Face recognition using traditional machine learning algorithms and deep neural networks with application to face verification

Abstract

Biometrics authentication has been very useful and necessary nowadays due to the great developments in technology and the transaction of huge amounts of sensitive data on a daily basis. Traditionally, access to some data or service is achieved by means of some documents or a password. However, these methods are not very convenient. Alternatively, typical biometric systems can be employed that use fingerprint, iris, voice, face recognition or a combination of them. This project focuses on the task of face recognition from still images and investigates how different algorithms for face verification perform under various adverse conditions modelled by blur, salt-and-pepper noise and changes in illumination. Conventional pattern recognition algorithms are first presented. Pixel intensities, Gabor features, Local Binary Patterns (LBP) and 2D-DCT coefficients are considered as features while for classification the nearest neighbor (NNC), nearest mean (NMC), SVM classifiers, and Likelihood Ratio Tests (LRT) with Gaussian Mixture Models (GMM) are examined. Out of all these methods, Gabor features combined with the linear SVM classifier are shown to produce best results across all degradations giving an average Equal Error Rate (EER) of 0:97% using the ORL face dataset. Then, emphasis is placed on deep learning and Convolutional Neural Networks (CNN). Specically, VGG-Face with triplet loss training for face verification is suggested.

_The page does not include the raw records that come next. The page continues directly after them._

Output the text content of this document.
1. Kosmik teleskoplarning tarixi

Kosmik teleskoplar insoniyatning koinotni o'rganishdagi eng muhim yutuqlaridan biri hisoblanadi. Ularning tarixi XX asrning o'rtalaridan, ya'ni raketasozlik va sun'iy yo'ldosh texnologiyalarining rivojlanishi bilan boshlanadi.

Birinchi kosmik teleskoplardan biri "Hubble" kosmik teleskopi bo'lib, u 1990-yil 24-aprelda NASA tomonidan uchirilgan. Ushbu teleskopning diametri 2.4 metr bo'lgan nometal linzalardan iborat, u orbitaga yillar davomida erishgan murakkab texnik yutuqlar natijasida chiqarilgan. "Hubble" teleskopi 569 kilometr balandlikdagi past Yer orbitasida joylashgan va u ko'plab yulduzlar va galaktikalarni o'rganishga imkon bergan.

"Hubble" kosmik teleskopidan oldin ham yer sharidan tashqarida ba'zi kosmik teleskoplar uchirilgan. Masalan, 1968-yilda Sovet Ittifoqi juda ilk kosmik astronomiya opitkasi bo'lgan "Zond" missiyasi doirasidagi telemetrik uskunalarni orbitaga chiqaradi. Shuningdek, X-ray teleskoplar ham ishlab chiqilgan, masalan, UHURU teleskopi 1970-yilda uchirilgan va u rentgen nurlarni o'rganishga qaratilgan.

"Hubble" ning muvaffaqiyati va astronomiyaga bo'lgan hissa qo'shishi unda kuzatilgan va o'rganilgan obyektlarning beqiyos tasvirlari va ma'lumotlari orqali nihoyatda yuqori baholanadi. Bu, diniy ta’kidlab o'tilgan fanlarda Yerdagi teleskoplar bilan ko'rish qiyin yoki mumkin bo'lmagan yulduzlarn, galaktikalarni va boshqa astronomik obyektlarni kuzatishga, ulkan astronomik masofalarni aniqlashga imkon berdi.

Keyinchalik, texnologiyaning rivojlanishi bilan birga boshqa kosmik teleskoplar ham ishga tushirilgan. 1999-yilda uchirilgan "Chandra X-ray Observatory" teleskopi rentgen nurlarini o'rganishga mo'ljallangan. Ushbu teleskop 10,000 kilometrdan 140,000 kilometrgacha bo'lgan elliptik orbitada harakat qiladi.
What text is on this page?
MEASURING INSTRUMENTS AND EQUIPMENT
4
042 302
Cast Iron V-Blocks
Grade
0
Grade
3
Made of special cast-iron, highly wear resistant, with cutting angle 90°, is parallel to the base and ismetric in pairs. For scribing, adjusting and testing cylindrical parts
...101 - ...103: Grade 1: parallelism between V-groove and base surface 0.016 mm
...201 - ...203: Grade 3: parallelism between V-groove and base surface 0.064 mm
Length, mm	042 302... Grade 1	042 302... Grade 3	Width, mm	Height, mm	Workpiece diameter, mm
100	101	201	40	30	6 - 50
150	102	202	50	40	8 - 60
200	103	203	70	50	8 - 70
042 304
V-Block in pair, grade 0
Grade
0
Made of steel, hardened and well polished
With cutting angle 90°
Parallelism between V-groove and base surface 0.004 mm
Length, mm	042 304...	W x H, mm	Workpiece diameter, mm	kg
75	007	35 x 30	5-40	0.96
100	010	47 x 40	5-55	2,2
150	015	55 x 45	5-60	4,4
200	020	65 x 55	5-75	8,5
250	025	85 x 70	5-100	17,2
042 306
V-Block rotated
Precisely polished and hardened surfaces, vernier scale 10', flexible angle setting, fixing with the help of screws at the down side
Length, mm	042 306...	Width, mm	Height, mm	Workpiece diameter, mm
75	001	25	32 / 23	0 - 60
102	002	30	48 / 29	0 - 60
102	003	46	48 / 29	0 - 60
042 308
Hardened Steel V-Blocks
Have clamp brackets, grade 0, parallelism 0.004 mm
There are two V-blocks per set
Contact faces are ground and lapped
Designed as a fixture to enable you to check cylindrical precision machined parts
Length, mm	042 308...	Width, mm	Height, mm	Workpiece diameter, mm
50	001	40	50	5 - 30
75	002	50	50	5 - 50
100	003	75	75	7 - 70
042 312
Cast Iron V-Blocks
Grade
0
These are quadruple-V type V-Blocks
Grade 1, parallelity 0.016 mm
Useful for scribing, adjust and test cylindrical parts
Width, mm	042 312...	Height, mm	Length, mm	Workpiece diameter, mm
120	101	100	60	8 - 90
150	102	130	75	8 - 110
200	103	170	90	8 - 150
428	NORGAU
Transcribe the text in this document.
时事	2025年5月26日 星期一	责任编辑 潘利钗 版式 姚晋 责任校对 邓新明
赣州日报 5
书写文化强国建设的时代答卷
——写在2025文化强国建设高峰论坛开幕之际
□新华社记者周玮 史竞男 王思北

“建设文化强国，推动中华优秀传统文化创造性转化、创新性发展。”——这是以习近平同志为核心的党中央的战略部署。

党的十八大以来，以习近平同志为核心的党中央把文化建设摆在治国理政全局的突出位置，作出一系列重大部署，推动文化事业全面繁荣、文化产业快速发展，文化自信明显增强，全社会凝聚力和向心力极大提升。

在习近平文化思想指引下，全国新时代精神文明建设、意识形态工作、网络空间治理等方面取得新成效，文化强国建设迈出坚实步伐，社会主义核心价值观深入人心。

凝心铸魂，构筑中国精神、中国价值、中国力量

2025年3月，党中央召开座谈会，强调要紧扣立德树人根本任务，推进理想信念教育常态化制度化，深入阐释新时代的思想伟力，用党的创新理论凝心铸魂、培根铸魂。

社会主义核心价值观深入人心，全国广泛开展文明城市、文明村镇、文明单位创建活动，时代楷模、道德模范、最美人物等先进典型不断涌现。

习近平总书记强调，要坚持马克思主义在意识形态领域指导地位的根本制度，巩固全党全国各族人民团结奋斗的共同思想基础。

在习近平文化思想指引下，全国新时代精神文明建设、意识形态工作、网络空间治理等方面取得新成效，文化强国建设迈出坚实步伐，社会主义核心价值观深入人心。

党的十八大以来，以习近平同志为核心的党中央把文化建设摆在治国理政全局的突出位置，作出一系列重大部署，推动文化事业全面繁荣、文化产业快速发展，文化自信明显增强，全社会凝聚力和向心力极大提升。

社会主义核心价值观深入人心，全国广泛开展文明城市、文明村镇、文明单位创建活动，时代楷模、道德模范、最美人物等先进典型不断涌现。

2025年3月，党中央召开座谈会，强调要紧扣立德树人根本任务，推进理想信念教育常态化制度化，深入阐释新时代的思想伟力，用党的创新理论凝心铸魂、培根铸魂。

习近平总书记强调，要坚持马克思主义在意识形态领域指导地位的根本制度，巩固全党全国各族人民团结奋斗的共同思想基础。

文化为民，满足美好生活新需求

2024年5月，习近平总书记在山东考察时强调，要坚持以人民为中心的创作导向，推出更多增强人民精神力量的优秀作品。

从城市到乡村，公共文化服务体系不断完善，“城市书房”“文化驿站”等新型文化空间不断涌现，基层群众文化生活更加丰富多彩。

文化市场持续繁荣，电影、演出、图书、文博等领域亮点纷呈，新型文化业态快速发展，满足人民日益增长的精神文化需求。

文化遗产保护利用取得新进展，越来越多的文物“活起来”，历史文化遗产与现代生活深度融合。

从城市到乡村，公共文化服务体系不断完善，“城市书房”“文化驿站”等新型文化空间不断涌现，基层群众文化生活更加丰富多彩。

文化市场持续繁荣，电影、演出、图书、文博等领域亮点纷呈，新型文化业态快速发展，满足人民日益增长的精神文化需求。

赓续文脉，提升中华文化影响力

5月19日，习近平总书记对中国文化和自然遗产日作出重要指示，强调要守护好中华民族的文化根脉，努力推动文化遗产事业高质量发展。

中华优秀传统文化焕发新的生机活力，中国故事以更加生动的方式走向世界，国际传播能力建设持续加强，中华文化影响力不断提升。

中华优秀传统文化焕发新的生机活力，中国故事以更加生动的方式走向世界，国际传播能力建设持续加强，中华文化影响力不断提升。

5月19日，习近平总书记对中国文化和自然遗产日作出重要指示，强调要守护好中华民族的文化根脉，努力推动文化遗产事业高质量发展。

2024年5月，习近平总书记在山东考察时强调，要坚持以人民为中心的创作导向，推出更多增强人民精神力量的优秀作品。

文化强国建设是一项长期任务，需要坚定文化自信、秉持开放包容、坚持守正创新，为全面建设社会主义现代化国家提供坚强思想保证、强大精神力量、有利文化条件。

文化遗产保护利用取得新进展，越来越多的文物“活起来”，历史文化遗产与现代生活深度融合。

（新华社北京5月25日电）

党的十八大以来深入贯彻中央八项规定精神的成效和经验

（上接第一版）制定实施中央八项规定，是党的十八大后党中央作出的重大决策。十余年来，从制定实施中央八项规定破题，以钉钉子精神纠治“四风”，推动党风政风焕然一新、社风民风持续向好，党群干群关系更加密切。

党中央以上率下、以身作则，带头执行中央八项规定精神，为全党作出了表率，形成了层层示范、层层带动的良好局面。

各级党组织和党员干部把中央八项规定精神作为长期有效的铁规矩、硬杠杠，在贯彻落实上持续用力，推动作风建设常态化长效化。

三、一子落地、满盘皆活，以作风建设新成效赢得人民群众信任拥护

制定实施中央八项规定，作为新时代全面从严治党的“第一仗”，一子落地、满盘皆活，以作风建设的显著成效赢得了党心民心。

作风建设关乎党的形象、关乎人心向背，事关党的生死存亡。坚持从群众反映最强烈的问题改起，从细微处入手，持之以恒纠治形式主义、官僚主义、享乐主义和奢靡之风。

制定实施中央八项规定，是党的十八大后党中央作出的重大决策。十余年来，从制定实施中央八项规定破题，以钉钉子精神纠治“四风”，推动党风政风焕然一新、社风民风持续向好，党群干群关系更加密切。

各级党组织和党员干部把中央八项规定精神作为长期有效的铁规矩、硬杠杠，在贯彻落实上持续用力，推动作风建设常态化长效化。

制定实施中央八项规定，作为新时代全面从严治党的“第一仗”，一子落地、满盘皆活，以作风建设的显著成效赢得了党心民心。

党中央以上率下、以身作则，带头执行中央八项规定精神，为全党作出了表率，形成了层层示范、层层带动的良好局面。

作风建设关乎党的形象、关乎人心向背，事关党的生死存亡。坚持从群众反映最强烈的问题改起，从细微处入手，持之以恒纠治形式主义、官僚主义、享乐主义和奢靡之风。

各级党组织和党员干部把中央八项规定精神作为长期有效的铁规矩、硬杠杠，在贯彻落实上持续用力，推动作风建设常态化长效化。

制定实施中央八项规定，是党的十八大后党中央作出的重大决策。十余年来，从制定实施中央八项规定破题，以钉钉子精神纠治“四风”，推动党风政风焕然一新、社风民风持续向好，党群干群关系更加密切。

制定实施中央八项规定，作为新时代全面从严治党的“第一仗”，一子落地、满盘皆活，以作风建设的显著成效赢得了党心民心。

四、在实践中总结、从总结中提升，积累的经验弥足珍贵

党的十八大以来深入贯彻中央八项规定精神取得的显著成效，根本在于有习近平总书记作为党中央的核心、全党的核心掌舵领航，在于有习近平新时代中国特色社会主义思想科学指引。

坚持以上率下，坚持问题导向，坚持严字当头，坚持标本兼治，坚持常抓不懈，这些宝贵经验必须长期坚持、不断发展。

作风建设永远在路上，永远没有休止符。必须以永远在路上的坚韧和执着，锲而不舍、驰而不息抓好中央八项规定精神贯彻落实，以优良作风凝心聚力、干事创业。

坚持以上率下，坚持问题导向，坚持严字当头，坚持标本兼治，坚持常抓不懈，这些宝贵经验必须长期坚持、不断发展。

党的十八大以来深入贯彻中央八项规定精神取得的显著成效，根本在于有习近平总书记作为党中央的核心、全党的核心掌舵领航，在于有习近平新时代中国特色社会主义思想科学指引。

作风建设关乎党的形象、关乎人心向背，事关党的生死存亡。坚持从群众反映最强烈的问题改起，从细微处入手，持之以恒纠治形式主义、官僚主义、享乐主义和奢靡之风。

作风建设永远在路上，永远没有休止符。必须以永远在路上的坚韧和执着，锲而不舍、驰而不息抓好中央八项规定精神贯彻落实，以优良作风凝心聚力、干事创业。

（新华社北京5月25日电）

VGG-Face achieves an average EER of 2:63% when both test images of a query image pair are drawn from the same degradation conditions and an average EER of 3:80% when only one image in the given pair is degraded and the other one is derived from the clean ORL dataset. We also experimented with the extracted VGG-Face features and NNC, linear SVM and Gaussian SVM and it is seen that a linear SVM gives an average EER of 1:10% by macro-averaging the Detection Error Tradeoff (DET) curves.